Nas primeiras semanas acompanhamos a abertura da escola com grande preocupação. Desde a abertura, foram dois casos positivos entre os professores. Destes, o segundo caso foi o professor de Ciências que uma semana depois dos sintomas chegou a óbito. Pai de duas crianças, ele ensinava em três escolas, duas privadas e uma estadual, e este professor ensinou meus três filhos. Era humilde, gentil e de poucas palavras, mas sempre sorrindo quando falava para mim sobre meus filhos nas reuniões de pais. Meu filho mais velho hoje estuda ciências, e grande parte de sua formação em ciências foi semeada por esse professor no ensino fundamental. Nunca tivemos a chance de agradecer. No dia seguinte à morte do professor, meu filho de meio perguntou aos professores o que pensavam sobre o que tinha acontecido e sobre este momento. Em suas perguntas, conclamavam tantas dúvidas e tantas respostas que na verdade não conseguiam ser respostas. Tanto silêncio de nós adultos será necessário para ouvir as crianças. A guerreira da família, a mais nova, me disse duas coisas que jamais vou esquecer. “Mãe, na última aula antes de ele se afastar, ele falou que estava superanimado para começar a estudar a nova matéria, explicando que era uma de suas favoritas”. A segunda foi uma pergunta sobre os outros professores. “Eles estão bem, foram testados? O que vai acontecer com eles?”

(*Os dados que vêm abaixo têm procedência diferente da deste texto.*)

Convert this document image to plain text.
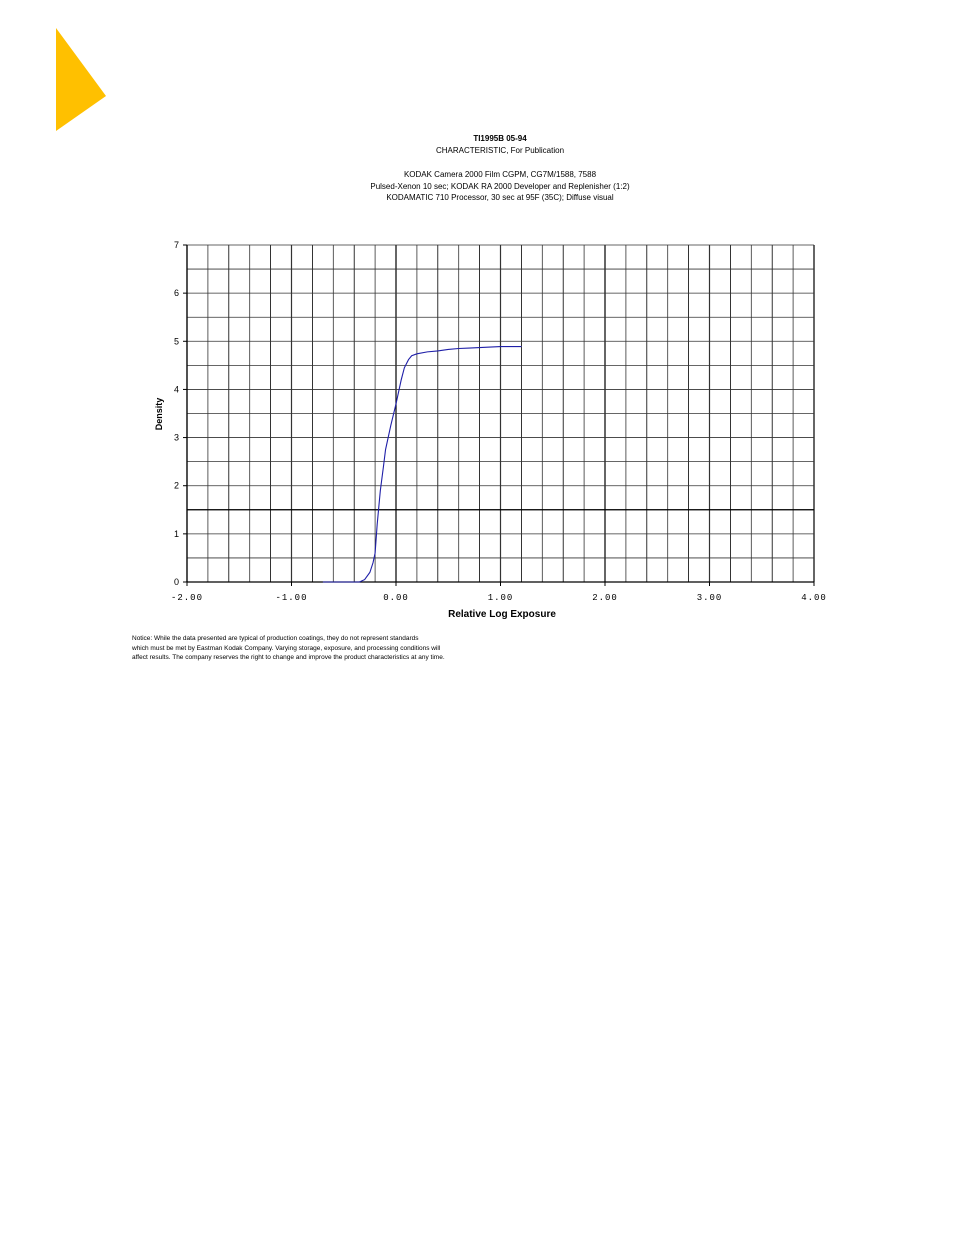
TI1995B 05-94
CHARACTERISTIC, For Publication
KODAK Camera 2000 Film CGPM, CG7M/1588, 7588
Pulsed-Xenon 10 sec; KODAK RA 2000 Developer and Replenisher (1:2)
KODAMATIC 710 Processor, 30 sec at 95F (35C); Diffuse visual
-2.00	-1.00	0.00	1.00	2.00	3.00	4.00
0
1
2
3
4
5
6
7
Relative Log Exposure
Density
Notice: While the data presented are typical of production coatings, they do not represent standards
which must be met by Eastman Kodak Company. Varying storage, exposure, and processing conditions will
affect results. The company reserves the right to change and improve the product characteristics at any time.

E assim iniciamos um novo capítulo da pandemia. Meus filhos hoje não são as mesmas crianças do início da pandemia. Houve inúmeros aprendizados, e encontraram pouco a pouco suas próprias vozes. O que fica? A resiliência. Crianças que escutam, leem, questionam e produzem suas próprias conclusões sobre a gestão (ou quase sempre a falta de enfrentamento) desta pandemia. Crianças que cantam, tocam músicas, dançam. Crianças, já não mais tão inocentes, que são testemunhas.